文摘The constitutive androstane receptor (CAR) is a transcription factor that belongs to the nuclear receptor superfamily. CAR binds as a heterodimer with the retinoid X receptor α (RXRα) to CAR response elements (CAREs) and regulates the expression of various drug metabolizing enzymes and transporters. To identify CAR/RXRα binding sites in the human genome, we performed a modified yeast one-hybrid assay that enables rapid and efficient identification of genomic targets for DNA-binding proteins. DNA fragments were recovered from positive yeast colonies by PCR and sequenced. A motif enrichment analysis revealed that the most frequent motif was a direct repeat (DR) of RGKTCA-like core sequence spaced by 4 bp. Next, we predicted 149 putative CAR/RXRα binding sites from 414 unique clones, by searching for DRs, everted repeats (ERs) and inverted repeats (IRs) of the RGKTCA-like core motif.
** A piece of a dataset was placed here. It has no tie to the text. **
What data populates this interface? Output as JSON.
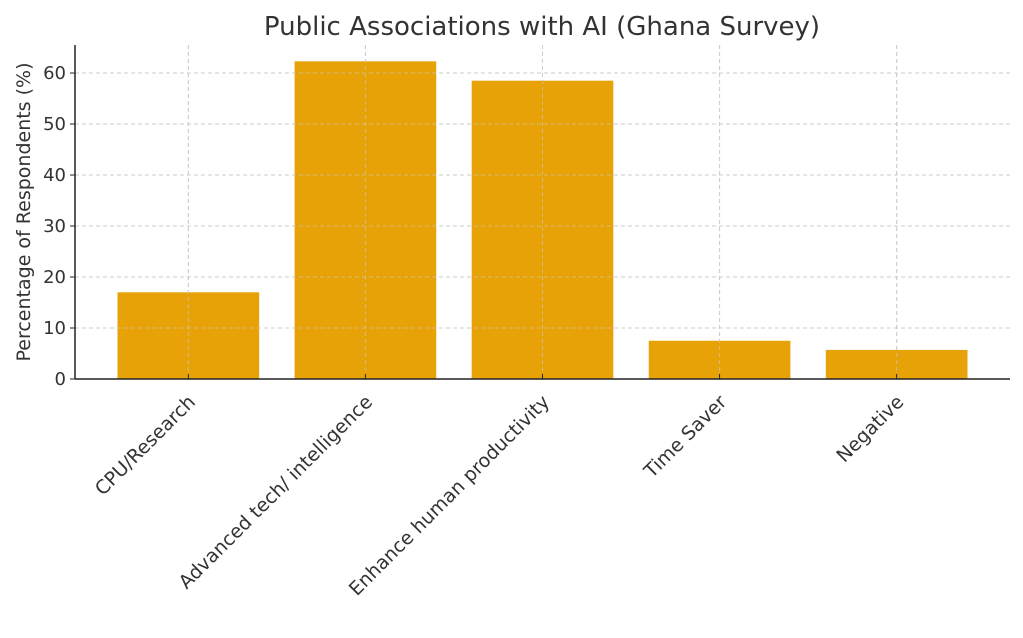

Based on gel mobility shift assays, the CAR/RXRα heterodimer could directly interact with the 108 predicted sequences, which included not only classical CAREs but also a wide variety of arrangements. Furthermore, we identified 17 regulatory polymorphisms on the CAR/RXRα-binding sites that may influence individual variation in the expression of CAR-regulated genes. These results provide insights into the molecular mechanisms underlying the physiological and pathological actions of CAR/RXRα het-erodimers.